Although it comes from the same production team (with Edgar Wright taking an Exec-Producer credit) this is not Shaun of the Dead with aliens. Although comically-inclined, the onus is more on the action than the comedy. Citing the likes of Critters and Gremlins as inspiration, writer and director Joe Cornish wondered, growing up in the eighties, where all the British creature films were. He has a point because there weren’t any.
It’s bonfire night and a
South London tower block is being attacked by alien invaders. Mankind’s only hope is a gang of rude boy teens.
The young cast is impressive and most of them first-time actors. John Boyega gives good value for money as brooding antihero and leader-of-the-pack, Moses.
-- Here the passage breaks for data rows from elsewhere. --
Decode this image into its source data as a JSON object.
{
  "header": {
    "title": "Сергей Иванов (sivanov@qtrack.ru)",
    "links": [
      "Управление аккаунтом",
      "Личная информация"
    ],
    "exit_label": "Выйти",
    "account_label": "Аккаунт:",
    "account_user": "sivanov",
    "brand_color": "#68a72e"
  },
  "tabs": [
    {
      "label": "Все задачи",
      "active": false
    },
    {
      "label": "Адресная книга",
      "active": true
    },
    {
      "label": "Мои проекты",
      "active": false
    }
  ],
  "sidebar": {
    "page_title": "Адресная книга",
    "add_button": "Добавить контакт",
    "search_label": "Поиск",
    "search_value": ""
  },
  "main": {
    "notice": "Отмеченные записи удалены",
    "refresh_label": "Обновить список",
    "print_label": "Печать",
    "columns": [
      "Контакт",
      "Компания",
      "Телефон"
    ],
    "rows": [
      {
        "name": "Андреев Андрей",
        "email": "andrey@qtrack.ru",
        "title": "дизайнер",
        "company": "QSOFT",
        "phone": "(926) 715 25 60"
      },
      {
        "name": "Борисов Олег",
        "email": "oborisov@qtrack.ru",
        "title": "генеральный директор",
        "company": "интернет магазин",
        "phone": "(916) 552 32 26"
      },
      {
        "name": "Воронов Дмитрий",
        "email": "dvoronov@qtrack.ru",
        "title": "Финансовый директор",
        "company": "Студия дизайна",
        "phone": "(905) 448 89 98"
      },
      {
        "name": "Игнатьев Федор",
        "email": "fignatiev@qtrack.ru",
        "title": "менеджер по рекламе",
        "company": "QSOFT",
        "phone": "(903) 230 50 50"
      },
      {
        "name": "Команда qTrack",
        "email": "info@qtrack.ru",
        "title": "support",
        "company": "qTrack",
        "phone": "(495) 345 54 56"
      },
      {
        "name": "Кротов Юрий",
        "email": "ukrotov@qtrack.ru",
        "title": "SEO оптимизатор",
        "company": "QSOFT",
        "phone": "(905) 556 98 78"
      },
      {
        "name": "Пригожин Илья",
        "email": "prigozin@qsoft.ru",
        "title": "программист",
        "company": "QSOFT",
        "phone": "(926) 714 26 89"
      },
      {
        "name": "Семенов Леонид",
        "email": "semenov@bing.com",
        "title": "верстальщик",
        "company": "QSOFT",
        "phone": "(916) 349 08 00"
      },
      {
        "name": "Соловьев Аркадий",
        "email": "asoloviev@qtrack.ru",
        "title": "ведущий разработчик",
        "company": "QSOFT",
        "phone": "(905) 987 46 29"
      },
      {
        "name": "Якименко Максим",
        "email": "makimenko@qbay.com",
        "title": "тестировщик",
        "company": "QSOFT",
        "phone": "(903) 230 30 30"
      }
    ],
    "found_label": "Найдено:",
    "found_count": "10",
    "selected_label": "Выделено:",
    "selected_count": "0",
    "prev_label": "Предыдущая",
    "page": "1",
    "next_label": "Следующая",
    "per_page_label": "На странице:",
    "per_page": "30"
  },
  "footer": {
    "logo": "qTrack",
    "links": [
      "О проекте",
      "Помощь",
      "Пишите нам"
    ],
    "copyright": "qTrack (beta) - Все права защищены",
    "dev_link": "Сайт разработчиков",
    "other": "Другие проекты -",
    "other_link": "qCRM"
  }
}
Joe Cornish must be praised for a script that is fearlessly uncompromising when it comes to the term “antihero”. There’s nothing cuddly about these kids. The biggest laughs come from the smaller kids who dub themselves the unlikely monikers of Probs and Mayhem.
There’s nothing really wrong with Attack the Block. The story is told competently and it’s cinematic. It all works perfectly well, but for me it’s missing a secret ingredient. It’s good but it could have been delicious. I understand there are budgetary constraints so I wasn’t expecting Independence Day. Budget isn’t everything. On this scale of film-making inventiveness is key, especially with such ambition. But the set-pieces are a little lacking in imagination. It is sporadically amusing but generally the comedy is a bit flat.
Still, it’s a good debut for Joe Cornish. I wish the film well and sincerely hope it finds an audience. (Especially with teenagers. They’ll love it.) With unprecedented high percentages on rottentomatoes.com and a great response at SXSW I’m sure it will.